In politics there are poisoned gifts. But there are also missions that would be said in principle poisonous and that, in the end, become a springboard for those who throw the task on their shoulders and solve it. The time trial organization of the Madrid Climate Summit, which Pedro Sánchez entrusted to Teresa Ribera with just one month in advance, belongs to this second category. The then acting minister is now vice president of Ecological Transition and Demographic Challenge of the Government of Spain.

The president achieves a double political objective with this appointment: on the one hand, he enhances the importance of environmental and rural development policies, in which it will be easy to find the support of his Government partners, while placing him in the first row of the Executive to a woman ideologically close.

In fact, Ribera joined Sánchez's group of experts in 2015 to prepare the PSOE electoral program, and had already been part, as Secretary of State, of the Government of José Luis Rodríguez Zapatero , between 2008 and 2011. Sánchez's bet for raising Ribera to a Vice Presidency is not new. In June, the still acting president already considered it, as Carlos Segovia reported, but the failure of the investiture at the end of July frustrated him.

As Minister for the Ecological Transition, the biggest controversies in Ribera have come at the expense of projects restricting the circulation of cars and their positions contrary to hunting and bulls .

The limitation of the most polluting vehicles from the year 2040 is one of the most important points, and one of the ones that have given the most and will have to discuss its concrete application, within the draft Climate Change Law, which is presented as One of the great objectives of the legislature. Its fluctuations on the limitations to the use of diesel caused protests in the sector, which accused it of falling sales.

In December 2018, the then Minister for the Ecological Transition advocated the prohibition of bullfighting, always clarifying that she did not speak on behalf of the Government: "From a personal point of view, I am clear about my option, and my option is to enjoy live animals. It has always been very striking that there are people who enjoy watching die or see animals suffer, "he said during an interview on Wave Zero. Asked if, personally, he would ban hunting and bulls, his answer was: "Yes, indeed."

The origin of the jump to the Vice Presidency of Teresa Ribera is in its close relationship with climate change policies, a theme that has been focused for almost two decades and culminated with the organization, forced marches, of the Madrid Summit on last December.

10 days after the November general elections, Pedro Sánchez offered Chile the possibility of holding the UN conference on climate change in Madrid, given the security problems suffered by the South American country. As head of his organization, Teresa Ribera had an unprecedented challenge ahead, but also an ace in the manga: if the logistics were resolved without any problem, as it was, the merit would be his. While the responsibility for the negotiations, whose results were not so satisfactory, fell to Chile , which presided over the summit despite the change of venue.

Spain complied with the organization and Teresa Ribera still scored a bit extra when she helped the Chilean presidency to unblock the negotiations and reach, in the last breath, a minimum agreement . Climate change, an area to which he had worked in different positions and sectors since 2001, has made headlines and stood, as never before, at the epicenter of the political landscape. Guild mentors began to place the person in charge of organizing the Summit as a firm candidate to make the leap to the Vice Presidency.

The rumors, this time, have been confirmed. Teresa Ribera, 50 and with three daughters, will be vice president of the first coalition government of this democratic stage. Official of the Superior Body of State Administrators and graduated in Law from the Complutense University, she began her career in high politics on April 18, 2008, when the Government of José Luis Rodríguez Zapatero appointed her Secretary of State for Climate Change.

In 2009, at the relevant UN Summit in Copenhagen, she had the opportunity to show her experience in this area, because in 2001 she had already entered as head of the area at the newly created Spanish Climate Change Office, which she began to coordinate in 2004 When the PSOE lost the Government, in 2011, Ribera went into private activity, although always linked to the environmental issue, since she worked as general director in the Isofotón solar panel company.

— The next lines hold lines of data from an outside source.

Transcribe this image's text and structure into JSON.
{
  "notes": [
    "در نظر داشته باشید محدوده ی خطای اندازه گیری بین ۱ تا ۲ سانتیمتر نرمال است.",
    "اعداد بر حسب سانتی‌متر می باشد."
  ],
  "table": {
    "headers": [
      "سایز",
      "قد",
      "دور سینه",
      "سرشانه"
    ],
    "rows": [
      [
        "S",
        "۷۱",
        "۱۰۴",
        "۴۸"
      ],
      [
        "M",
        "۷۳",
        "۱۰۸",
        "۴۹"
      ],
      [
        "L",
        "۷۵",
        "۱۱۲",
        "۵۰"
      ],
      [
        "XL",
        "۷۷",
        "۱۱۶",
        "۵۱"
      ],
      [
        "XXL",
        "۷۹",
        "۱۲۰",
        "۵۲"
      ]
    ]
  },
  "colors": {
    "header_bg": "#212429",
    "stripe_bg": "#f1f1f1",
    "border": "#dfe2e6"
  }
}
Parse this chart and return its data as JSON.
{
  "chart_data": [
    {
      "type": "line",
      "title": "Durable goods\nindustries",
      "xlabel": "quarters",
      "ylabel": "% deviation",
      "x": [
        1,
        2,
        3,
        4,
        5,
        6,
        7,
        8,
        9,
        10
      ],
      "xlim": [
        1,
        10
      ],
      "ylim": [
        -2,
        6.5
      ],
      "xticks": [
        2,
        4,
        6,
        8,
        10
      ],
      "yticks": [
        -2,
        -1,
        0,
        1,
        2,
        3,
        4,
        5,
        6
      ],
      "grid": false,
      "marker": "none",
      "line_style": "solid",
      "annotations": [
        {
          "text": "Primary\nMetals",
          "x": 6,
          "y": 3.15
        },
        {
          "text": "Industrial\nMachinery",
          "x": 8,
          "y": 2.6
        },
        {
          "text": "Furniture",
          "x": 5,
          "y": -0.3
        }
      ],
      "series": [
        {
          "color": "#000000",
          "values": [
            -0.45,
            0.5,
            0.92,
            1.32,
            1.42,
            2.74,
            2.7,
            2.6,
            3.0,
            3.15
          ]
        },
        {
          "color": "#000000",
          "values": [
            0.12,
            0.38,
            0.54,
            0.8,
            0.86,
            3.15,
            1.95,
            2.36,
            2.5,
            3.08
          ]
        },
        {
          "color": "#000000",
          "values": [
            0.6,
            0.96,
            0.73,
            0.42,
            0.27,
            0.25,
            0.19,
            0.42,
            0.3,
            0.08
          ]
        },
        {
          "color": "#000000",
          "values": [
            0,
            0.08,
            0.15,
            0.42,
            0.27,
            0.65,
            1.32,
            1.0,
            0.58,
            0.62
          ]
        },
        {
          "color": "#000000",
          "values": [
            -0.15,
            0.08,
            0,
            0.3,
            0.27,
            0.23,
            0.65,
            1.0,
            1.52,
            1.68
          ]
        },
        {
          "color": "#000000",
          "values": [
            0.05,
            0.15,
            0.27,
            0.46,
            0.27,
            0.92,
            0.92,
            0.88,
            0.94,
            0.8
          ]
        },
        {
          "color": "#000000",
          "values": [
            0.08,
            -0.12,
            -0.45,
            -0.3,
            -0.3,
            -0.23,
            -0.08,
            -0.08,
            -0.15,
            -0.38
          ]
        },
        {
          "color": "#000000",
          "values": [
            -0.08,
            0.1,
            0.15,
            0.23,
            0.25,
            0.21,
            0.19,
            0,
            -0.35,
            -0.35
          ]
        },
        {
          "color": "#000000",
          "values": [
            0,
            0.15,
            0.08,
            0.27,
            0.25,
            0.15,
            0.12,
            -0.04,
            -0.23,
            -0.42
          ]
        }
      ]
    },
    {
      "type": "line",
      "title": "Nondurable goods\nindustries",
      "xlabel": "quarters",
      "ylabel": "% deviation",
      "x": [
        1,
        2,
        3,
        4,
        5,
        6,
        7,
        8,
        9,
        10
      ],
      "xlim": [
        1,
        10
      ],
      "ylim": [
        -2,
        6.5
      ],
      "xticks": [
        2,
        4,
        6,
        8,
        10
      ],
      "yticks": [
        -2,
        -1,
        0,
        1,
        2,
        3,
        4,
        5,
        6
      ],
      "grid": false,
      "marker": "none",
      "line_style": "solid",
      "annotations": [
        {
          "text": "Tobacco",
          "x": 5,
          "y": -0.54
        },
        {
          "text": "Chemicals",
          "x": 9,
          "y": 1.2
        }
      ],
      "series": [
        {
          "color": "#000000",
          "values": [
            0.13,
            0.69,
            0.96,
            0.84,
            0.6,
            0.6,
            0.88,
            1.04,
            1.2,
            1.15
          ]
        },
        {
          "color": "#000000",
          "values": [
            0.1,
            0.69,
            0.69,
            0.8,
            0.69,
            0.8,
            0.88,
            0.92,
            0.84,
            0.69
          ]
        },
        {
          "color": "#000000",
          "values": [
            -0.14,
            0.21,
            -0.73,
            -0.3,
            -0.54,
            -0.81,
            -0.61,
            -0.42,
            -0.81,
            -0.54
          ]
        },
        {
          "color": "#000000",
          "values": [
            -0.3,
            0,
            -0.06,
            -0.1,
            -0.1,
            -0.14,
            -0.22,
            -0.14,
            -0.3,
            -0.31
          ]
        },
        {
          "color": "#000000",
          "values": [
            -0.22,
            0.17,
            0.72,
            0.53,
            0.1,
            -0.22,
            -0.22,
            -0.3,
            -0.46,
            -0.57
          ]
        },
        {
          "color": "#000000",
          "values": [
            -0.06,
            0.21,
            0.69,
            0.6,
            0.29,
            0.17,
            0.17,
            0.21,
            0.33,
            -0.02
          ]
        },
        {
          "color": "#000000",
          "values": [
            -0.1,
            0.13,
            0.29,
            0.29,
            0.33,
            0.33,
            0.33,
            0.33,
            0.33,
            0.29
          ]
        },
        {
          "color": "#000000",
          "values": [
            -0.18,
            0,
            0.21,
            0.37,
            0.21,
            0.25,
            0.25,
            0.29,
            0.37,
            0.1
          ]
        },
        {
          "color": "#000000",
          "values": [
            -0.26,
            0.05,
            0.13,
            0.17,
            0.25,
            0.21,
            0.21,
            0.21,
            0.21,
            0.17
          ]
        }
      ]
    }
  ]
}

In summer 2014, she was appointed director of the French Institute for Sustainable Development and International Relations (Iddri), a think tank based in Paris.

In June 2015, with Mariano Rajoy in La Moncloa and at the head of a Popular Party that had just been the most voted force in the regional and municipal elections, Pedro Sánchez signed Ribera, along with the professors Victoria Camps and Silvina Bacigalupo, to to advise him in the elaboration of the electoral program with which he intended to reach the Government. The road turned out to have more meanders, and be more tortuous, than anyone would have imagined. But Sánchez, and with him Teresa Ribera, are in charge of the Executive.